Mostly a riff on the sophisticated European comedy of manners and loosely based on Bergman’s SMILES OF A SUMMER NIGHT, a legendary film of razor sharp wit and comic timing, similarly taking place at a weekend in the country, eventually turning into an elaborate partner-swapping bedroom farce that exposes pretensions and insecurities along the way.  In a similar vein, without any real exploration of social class other than to accept one’s fortunate position to be a part of the middle to upper class, Allen’s is a much more lighthearted romp through the woods in the early 1900’s where bickering characters are constantly on edge in an atmosphere fraught with sexual tension, alerted by an ever increasing sense of paranoia, as intellectual theories are vehemently protested, hidden secrets are zealously protected, deceiving lovers camouflage their latent desires for others, and the entire cast is in a heightened state of sexual arousal, usually frustrated by an unexpected turn of events, hardly the relaxed weekend saunter they expected, where roving eyes lead to a choreography of misdirection and a series of continuously embarrassing missteps.  But also, true of any legitimate love fantasy, this film lays out multiple paths for the promise of that all-consuming rapturous love.  The film takes place in the summer home of Allen and Mary Steenburgen as Andrew and Adrian, a marital challenged couple whose non-existent sex life (as Adrian develops migraines during every attempt at sex) reveals their neurotic dysfunction, where he’s a crackpot inventor who diverts all his pent-up sexual frustrations into his wacky inventions.  They invite two other couples for a weekend party, Maxwell (Tony Roberts), Andrew’s best friend who believes “marriage is the death of hope,” a doctor that uses his authoritative position to hit on every available female, and a nurse he chooses almost at random, the free spirited Dulcy, Julie Hagerty, something of a revelation in the role, culminating in the weekend marriage of mismatched lovers Leopold and Ariel, José Ferrar and Mia Farrow. 

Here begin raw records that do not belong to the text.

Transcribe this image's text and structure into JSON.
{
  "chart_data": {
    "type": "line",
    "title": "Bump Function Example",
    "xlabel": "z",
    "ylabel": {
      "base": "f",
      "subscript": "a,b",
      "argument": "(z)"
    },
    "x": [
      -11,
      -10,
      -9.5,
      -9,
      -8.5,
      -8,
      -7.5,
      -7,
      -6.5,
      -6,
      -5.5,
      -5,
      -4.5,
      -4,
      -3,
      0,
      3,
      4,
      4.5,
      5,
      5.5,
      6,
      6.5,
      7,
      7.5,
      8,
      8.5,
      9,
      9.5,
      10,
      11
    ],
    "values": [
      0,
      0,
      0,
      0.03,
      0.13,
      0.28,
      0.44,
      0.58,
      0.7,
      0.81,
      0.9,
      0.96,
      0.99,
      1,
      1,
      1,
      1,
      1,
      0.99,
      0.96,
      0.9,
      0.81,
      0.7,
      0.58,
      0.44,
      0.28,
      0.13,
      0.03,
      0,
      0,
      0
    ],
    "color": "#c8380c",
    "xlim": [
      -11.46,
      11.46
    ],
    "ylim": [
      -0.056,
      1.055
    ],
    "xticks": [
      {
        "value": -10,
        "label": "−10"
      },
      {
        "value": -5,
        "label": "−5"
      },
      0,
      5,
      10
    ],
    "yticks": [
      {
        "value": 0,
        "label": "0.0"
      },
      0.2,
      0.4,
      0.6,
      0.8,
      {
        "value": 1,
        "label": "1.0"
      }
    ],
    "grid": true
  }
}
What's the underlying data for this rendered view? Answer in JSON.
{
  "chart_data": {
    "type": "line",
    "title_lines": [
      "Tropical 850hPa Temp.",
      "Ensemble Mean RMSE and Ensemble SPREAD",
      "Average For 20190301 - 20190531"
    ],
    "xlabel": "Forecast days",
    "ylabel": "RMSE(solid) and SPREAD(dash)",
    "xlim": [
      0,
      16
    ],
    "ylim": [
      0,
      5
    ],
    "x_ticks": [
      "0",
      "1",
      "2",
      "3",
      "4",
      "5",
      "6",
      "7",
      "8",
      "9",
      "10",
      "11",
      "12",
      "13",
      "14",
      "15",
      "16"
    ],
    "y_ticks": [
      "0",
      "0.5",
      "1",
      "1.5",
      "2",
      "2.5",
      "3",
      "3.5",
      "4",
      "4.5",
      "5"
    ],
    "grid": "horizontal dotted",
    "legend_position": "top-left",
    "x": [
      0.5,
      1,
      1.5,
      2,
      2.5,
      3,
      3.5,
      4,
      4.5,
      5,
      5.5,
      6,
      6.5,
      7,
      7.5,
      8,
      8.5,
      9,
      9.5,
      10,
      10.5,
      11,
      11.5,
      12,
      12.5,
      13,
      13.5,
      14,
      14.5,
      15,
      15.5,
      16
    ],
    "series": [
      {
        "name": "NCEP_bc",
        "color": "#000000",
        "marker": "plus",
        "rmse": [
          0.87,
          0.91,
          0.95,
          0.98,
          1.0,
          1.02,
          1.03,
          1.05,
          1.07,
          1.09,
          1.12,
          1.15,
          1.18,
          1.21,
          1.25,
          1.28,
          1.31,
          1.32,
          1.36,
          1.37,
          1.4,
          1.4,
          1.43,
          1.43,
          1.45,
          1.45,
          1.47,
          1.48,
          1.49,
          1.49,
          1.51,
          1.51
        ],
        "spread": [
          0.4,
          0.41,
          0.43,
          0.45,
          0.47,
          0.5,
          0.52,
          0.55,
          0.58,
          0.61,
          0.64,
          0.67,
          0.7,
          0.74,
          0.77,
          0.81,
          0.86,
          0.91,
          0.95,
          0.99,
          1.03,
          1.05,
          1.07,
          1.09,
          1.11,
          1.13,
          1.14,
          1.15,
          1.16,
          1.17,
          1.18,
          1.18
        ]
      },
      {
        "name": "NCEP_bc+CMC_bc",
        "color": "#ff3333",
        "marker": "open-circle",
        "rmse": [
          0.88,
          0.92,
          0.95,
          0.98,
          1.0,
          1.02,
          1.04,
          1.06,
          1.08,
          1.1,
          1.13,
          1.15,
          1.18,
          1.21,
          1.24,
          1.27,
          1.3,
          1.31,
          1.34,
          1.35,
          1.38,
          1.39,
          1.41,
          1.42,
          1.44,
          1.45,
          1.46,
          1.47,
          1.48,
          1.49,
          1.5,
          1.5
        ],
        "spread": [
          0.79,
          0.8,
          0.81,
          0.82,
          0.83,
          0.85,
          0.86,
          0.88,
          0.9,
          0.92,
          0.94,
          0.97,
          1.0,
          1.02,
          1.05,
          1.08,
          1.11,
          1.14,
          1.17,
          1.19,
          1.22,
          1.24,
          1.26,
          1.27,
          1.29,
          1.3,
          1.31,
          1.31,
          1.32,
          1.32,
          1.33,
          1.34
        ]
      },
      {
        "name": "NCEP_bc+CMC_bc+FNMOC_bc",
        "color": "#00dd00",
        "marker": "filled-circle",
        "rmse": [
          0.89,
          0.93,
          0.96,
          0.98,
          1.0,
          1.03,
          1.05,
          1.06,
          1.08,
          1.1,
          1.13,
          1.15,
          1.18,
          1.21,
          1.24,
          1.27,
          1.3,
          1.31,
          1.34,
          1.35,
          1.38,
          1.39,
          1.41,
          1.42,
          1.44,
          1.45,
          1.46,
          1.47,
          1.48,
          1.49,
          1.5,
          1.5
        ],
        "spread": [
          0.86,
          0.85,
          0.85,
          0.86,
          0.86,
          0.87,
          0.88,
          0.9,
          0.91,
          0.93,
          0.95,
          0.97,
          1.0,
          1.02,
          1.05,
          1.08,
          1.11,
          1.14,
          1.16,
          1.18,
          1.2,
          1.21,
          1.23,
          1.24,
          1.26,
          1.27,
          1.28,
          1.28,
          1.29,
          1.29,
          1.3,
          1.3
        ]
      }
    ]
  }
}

Leopold is the picture of egotistical hubris, a self-professed genius seen in an opening classroom sequence arrogantly refuting all claims to the metaphysical, a strict 17th century Descartes rationalist denying all existence other than what can be scientifically proven, which makes him an easy-to-hate 20th century target, as he’s a pompous, overbearing, and overcontrolling ass that has no right whatsoever to marry the fair Ariel, a beautiful and overly sensitive former convent student that all men fall in love with.  The beauty of the film is how innocently Allen expresses the first pangs of love with Mia Farrow, given a languorous pace, set in a relaxed pastoral setting, where a mixed group of city slickers with plenty of intellectual baggage come to spend a restful weekend in the country, where intellectual gamesmanship and sexual drive are synonymous with the male ego, where the magical elements of a mysterious moonlit forest continually beckon, where the characters spend their time frolicking in the woods while trying to unwrap the many secrets of the night, all of which is a diversion for what they really want, which is to get laid, preferably with the most attractive person they see.  Everyone seems to be on erotic edge, where love is literally in the air, and all are similarly susceptible to the whims of Cupid’s arrows (one character literally takes an arrow to the heart).  Making beautiful use of Mendelssohn’s transcendent classical music, mixed with bucolic landscapes exquisitely shot by Gordon Willis, creating a pastoral idyllic in the country where everything exists in harmony, including swans, rabbits, turtles, birds in flight, buzzing bees, and Bambi bounding through the woods, it’s a movie with recurrent midnight meetings at the brook under the glow of the moonlight, a place where rapture awaits.  Blending fantasy with the surreal, this is a gorgeous looking, well crafted film with a positively delightful musical score, where there’s a feeling of affirmation and curiosity and young love in the air that is truly bewitching.  Personally, I rue the day that Allen and Farrow separated, as this is a wonderful example of how they brought out the best in one another.